Workplace Relations Minister Iain Lees-Galloway said it would be introduced in employment legislation, possibly early next year.
Labour has introduced a bill to lift paid leave from the current 18 weeks to 22 weeks from July next year and 26 weeks from July 2020.
National's workplace relations spokesperson Amy Adams is putting forward a member's bill today which would allow both parents to take the leave at the same time.
Ms Adams said she'd heard no good reasons against doing it.
"It doesn't cost any more, it doesn't extend the entitlement - it really is just a matter of choice."
Mr Lees-Galloway told Morning Report the government wouldn't pick up Ms Adams' bill because it was flawed and wouldn't achieve what she intended.
He said it was very similar to an amendment Ms Adams brought during the committee stages of the government bill.
"My officials described that as fundamentally flawed."
"It doesn't actually achieve what Amy Adams intends it to achieve" - Iain Lees-Galloway
The government will instead put the issue into an employment bill being introduced to the House next year, possibly at the end of January.
"We still get to go to select committee, we still get to consider the issue ... we can just take our time to get the drafting right.
"We are looking at options, and we will take a sharing option of some kind to Parliament probably early next year."

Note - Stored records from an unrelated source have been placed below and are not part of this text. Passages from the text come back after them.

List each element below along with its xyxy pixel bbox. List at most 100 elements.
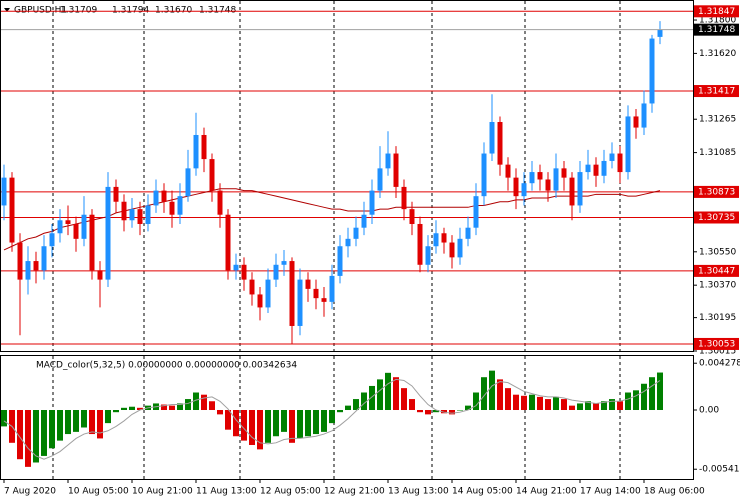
x-tick-label: 13 Aug 13:00	[388, 487, 449, 497]
macd-bar	[393, 377, 399, 411]
candle-body	[577, 172, 583, 206]
candle-body	[337, 246, 343, 276]
candle-body	[457, 238, 463, 258]
x-tick-label: 11 Aug 13:00	[196, 487, 257, 497]
macd-bar	[361, 392, 367, 411]
candle-body	[369, 190, 375, 215]
macd-bar	[561, 399, 567, 411]
candle-body	[561, 168, 567, 178]
macd-y-tick-label: -0.005416	[699, 465, 740, 475]
candle-body	[449, 242, 455, 258]
candle-body	[569, 177, 575, 206]
macd-y-tick-label: 0.00	[699, 406, 719, 416]
candle-body	[193, 134, 199, 169]
x-tick-label: 10 Aug 21:00	[132, 487, 193, 497]
macd-bar	[137, 407, 143, 411]
candle-body	[441, 233, 447, 243]
macd-bar	[17, 410, 23, 460]
macd-bar	[449, 410, 455, 415]
macd-bar	[553, 396, 559, 411]
macd-bar	[161, 404, 167, 411]
macd-bar	[377, 379, 383, 411]
candle-body	[145, 205, 151, 224]
macd-bar	[193, 392, 199, 411]
y-tick-label: 1.30370	[699, 281, 736, 291]
macd-bar	[513, 394, 519, 411]
macd-bar	[545, 399, 551, 411]
candle-body	[649, 38, 655, 104]
candle-body	[161, 190, 167, 202]
candle-body	[73, 223, 79, 239]
candle-body	[345, 238, 351, 247]
candle-body	[553, 168, 559, 191]
macd-bar	[105, 410, 111, 424]
macd-bar	[617, 401, 623, 411]
level-label-box	[694, 85, 739, 98]
y-tick-label: 1.31620	[699, 49, 736, 59]
y-tick-label: 1.31085	[699, 148, 736, 158]
candle-body	[409, 209, 415, 224]
macd-bar	[281, 410, 287, 432]
macd-bar	[401, 388, 407, 411]
candle-body	[201, 134, 207, 160]
candle-body	[305, 279, 311, 289]
macd-bar	[313, 410, 319, 435]
candle-body	[177, 196, 183, 215]
macd-bar	[649, 377, 655, 411]
macd-bar	[593, 403, 599, 411]
x-tick-label: 12 Aug 21:00	[324, 487, 385, 497]
candle-body	[625, 116, 631, 173]
candle-body	[49, 233, 55, 247]
candle-body	[545, 179, 551, 191]
candle-body	[529, 172, 535, 184]
candle-body	[289, 261, 295, 326]
header-text: GBPUSD,H1	[14, 6, 67, 16]
macd-bar	[249, 410, 255, 445]
candle-body	[641, 103, 647, 128]
macd-bar	[657, 372, 663, 411]
candle-body	[585, 164, 591, 173]
macd-bar	[297, 410, 303, 439]
macd-bar	[633, 390, 639, 411]
candle-body	[657, 29, 663, 37]
candle-body	[633, 116, 639, 128]
macd-bar	[241, 410, 247, 441]
candle-body	[89, 214, 95, 271]
price-panel	[0, 0, 694, 352]
moving-average	[3, 188, 661, 251]
level-label: 1.30053	[698, 339, 735, 349]
macd-bar	[257, 410, 263, 450]
macd-bar	[265, 410, 271, 443]
macd-bar	[497, 379, 503, 411]
macd-bar	[185, 399, 191, 411]
candle-body	[153, 190, 159, 206]
x-tick-label: 18 Aug 06:00	[644, 487, 705, 497]
macd-bar	[33, 410, 39, 463]
macd-bar	[417, 410, 423, 413]
candle-body	[537, 172, 543, 180]
y-tick-label: 1.30015	[699, 347, 736, 357]
macd-bar	[121, 407, 127, 411]
header-text: 1.31709	[60, 6, 97, 16]
candle-body	[121, 201, 127, 221]
macd-bar	[369, 385, 375, 411]
macd-bar	[425, 410, 431, 415]
candle-body	[17, 242, 23, 280]
candle-body	[113, 186, 119, 202]
macd-bar	[329, 410, 335, 424]
y-tick-label: 1.30195	[699, 313, 736, 323]
candle-body	[497, 122, 503, 165]
candle-body	[609, 153, 615, 161]
macd-bar	[641, 383, 647, 411]
macd-bar	[481, 377, 487, 411]
candle-body	[601, 160, 607, 176]
candle-body	[617, 153, 623, 173]
level-label: 1.30447	[698, 266, 735, 276]
macd-bar	[321, 410, 327, 432]
macd-bar	[233, 410, 239, 437]
candle-body	[185, 168, 191, 197]
candle-body	[433, 233, 439, 247]
candle-body	[1, 177, 7, 206]
candle-body	[377, 168, 383, 191]
level-label: 1.31417	[698, 87, 735, 97]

Lees-Galloway said the point of extending paid parental leave to 26 weeks was that the World Health Organisation recommend that as the period a mother should exclusively breastfeed if they're able to.
"If we share the entire allocation, what you're effectively doing is saying baby has time with their parent for 13 weeks." However there should be flexibility for parents, he said, especially in the first few weeks of the baby's life.